If you’re involved in any fandom, I’m sure you’re familiar with the concept of shipping. For those of you who aren’t, essentially the word ship is short for relationship, the verb to ship refers to “actively supporting a certain relationship,” and a shipper is “one who actively supports a relationship.” It almost feels silly talking so formally about shipping. Shipping wars frequent so many fandoms that lots of people just stay away from the whole thing. But if you come at it with an open mind, the world of shipping can be quite intriguing.
As a fan of Lost during the six years it was airing, I vividly recall the shipping wars. First, it was Jate vs. Skate. (Shippers like to invent nicknames for their ships, so, for example, Jate = Jack + Kate.) Then the triangle became a quandrangle, complicated by Jacket and Suliet. There were diehards actively promoting their ship, calling rival shippers names, and writing discursive essays on why their ship was going to prevail. And then there were those who focused their attention on the mythology of the program, thinking that the shippers were a bunch of loonies because the romance of the show was beneath the mythology.
At their core, shipping wars must begin with a love triangle.
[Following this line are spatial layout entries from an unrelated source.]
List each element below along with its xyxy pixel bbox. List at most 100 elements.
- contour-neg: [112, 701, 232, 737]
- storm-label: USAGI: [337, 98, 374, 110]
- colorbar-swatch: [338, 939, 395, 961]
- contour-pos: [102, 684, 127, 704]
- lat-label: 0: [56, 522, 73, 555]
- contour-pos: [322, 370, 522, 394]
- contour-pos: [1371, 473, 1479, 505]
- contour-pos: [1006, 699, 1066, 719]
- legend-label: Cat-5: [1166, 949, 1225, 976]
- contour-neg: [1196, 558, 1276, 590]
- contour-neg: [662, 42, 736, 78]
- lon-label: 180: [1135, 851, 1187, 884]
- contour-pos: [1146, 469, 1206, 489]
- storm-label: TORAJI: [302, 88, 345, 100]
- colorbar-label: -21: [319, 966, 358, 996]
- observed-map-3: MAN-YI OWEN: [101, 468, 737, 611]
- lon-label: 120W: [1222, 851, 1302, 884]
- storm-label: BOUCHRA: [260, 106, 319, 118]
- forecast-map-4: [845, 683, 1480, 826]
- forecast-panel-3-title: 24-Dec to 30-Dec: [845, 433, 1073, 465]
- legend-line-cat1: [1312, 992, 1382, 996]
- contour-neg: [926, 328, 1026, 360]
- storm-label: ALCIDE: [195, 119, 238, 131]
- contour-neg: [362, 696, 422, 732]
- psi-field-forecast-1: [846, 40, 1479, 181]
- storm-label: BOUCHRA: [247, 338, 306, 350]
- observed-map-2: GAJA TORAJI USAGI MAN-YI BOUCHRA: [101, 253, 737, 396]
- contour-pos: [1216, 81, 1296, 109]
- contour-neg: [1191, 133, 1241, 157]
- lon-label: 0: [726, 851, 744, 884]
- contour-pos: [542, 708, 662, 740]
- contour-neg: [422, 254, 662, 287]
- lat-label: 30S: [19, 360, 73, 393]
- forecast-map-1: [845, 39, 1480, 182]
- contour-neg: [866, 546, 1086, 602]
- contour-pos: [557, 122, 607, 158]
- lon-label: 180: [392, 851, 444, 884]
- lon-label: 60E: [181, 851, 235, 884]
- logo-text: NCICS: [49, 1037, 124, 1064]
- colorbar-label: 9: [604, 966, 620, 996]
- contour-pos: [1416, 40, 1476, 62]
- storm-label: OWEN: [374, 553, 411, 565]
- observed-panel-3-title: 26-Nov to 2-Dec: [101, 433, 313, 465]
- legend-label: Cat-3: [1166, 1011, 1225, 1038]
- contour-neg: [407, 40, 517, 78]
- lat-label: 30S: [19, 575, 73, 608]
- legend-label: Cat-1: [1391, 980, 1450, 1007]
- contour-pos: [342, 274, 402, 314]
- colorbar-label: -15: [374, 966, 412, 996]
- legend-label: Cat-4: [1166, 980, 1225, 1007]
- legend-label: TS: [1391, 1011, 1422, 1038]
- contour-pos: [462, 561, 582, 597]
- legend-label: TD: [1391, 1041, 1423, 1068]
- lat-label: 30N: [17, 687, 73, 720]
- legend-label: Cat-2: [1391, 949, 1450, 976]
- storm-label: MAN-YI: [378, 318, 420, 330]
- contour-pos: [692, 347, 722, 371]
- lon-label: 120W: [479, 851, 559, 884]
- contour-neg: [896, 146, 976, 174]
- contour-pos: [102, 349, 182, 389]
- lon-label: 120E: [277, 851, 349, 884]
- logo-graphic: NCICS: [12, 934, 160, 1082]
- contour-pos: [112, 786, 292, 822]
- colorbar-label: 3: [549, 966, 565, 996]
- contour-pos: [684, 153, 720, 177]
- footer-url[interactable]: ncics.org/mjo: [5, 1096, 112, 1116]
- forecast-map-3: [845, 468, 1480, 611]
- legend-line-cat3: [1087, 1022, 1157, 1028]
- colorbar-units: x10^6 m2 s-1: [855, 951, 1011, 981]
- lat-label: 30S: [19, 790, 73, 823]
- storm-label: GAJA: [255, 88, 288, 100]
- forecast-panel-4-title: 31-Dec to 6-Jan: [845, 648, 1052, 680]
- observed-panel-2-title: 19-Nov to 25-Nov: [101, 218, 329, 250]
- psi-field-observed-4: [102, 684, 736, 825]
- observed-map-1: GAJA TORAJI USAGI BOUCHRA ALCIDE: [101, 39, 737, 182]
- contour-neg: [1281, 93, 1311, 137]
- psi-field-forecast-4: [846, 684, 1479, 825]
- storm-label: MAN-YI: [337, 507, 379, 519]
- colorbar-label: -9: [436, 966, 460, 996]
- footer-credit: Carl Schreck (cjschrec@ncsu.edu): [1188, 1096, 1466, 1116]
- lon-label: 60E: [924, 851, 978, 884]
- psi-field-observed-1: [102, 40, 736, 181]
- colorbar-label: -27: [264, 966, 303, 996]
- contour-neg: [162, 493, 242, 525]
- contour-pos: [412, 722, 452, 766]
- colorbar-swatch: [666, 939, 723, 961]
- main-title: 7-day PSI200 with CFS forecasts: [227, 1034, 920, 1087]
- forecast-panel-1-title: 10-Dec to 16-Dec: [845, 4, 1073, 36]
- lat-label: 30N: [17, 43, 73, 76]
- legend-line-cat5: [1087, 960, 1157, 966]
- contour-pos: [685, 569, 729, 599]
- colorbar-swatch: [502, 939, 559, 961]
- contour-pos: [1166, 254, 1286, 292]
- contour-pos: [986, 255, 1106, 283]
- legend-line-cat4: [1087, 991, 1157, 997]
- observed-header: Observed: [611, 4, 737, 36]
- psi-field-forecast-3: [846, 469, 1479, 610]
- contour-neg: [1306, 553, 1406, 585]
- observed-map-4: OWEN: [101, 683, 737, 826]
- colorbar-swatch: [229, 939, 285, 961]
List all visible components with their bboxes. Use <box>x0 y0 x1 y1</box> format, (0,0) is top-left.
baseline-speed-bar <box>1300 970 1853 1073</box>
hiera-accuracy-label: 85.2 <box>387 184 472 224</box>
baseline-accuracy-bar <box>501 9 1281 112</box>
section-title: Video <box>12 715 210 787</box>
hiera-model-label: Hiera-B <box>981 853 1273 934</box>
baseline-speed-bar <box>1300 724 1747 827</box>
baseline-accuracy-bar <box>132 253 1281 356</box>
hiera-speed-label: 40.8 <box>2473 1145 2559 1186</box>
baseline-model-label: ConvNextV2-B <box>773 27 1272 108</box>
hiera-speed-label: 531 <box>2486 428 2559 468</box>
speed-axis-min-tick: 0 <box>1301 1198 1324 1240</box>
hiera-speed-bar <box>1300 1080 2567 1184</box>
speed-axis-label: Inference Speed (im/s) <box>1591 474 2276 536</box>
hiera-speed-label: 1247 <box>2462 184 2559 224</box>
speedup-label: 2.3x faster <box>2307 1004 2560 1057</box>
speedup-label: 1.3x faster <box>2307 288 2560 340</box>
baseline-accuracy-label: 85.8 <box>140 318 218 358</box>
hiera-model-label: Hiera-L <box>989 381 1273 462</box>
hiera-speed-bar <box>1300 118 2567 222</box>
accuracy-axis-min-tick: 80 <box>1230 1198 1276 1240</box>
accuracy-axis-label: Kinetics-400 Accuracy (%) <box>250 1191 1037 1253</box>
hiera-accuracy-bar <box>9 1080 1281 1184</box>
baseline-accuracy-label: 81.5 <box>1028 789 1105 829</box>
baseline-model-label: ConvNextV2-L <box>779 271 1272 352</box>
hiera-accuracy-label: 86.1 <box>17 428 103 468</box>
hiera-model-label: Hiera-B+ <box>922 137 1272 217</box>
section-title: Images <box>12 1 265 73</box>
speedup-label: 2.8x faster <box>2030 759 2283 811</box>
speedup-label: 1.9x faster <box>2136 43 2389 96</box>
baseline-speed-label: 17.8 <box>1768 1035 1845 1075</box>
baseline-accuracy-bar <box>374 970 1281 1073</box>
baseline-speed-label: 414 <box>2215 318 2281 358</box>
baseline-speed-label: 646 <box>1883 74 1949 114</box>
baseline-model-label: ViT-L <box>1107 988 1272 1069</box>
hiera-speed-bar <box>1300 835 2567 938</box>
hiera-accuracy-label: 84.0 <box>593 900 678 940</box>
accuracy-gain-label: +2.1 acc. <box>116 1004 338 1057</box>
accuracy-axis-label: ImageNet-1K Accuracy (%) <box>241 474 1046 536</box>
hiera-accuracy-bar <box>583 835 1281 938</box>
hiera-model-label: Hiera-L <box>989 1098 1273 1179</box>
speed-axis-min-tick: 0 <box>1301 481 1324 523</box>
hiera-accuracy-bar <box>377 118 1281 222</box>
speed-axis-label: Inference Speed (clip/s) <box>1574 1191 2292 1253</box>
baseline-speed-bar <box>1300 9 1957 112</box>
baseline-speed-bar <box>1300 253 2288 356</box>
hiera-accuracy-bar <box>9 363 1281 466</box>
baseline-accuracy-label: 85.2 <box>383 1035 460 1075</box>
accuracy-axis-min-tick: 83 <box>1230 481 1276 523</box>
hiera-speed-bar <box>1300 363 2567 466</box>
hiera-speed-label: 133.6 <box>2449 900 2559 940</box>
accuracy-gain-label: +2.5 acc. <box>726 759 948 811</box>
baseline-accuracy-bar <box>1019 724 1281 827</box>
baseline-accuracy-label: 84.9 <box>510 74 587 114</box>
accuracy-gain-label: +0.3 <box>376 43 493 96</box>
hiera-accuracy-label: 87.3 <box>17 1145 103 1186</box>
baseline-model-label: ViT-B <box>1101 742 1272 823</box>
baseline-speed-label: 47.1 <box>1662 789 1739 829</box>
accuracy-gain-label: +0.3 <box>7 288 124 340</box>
If it is clear that so and so and such and such will get together, there can be no argument based on the canon. (With some slash shippers, I guess there can be argument, but it’s easier to ignore these fringe groups.) But when there are two people vying for a character’s attention, that’s when the grand debates start.
Though the phenomenon of shipping is relatively new – and has been facilitated through Internet fan communities – love triangles in themselves are no stranger to narrative works. At the very least, love triangles are found in the works of Shakespeare. In A Midsummer Night’s Dream in particular, the love triangle (later turned quadrangle) is one of the play’s main focuses. In fact, if you’re familiar with both works and make the following substitutions, you’ll see that the quadrangle of Lost essentially parallels that of A Midsummer Night’s Dream: Kate = Hermia, Jack = Lysander, Sawyer = Demetrius, and Juliet = Helena.
Thus, having multiple characters in love with different people at different times – one of the hallmarks of a story ripe for shipping wars – is not something new. Shakespeare knew that creating multiple romantic storylines would keep audiences entertained and emotionally attached to the story, and this idea is as true now as it was then.
Sometimes, even, a love triangle can elevate a story. Consider the film His Girl Friday (1940), which is based on the 1928 play The Front Page. His Girl Friday is considered the best of the film adaptations of the play, and it is remembered as a rapid dialogue romantic comedy. Editor Walter Burns and reporter Hildy Johnson are ex-husband and wife, and Hildy is going off to get remarried to Bruce Baldwin. Despite her dislike of Walter, she is nevertheless still somewhat drawn to him, creating a love triangle. In the original story of The Front Page, however, there is no such love triangle; in fact, Hildy is a man. In this case, changing Hildy to a woman and adding a love triangle made His Girl Friday more entertaining and elevated it to the level of a classic.
Like the minds behind His Girl Friday, current writers know that if they create these love triangles and quadrangles, they will bring in a whole new audience to their work. For example, despite its title, even The Good Wife, considered network TV’s best show, has a love triangle involving the titular good wife, her husband, and her boss, demonstrating that even a highbrow legal drama is not above including fodder for shipping wars.
From my experiences with the Lost fandom, I know that there are people who have major problems with love triangles simply because they spawn these intense shipping wars. In and of themselves, however, love triangles add intrigue, humanity, and, at times, comedy to a story. There is a reason why practically every narrative work involves romance of some kind. Just because some shippers take the idea to the extreme, it doesn’t negate the entire narrative device.
What are your thoughts on including love triangles in works? Do you find shipping wars in fandom entertaining or ridiculous?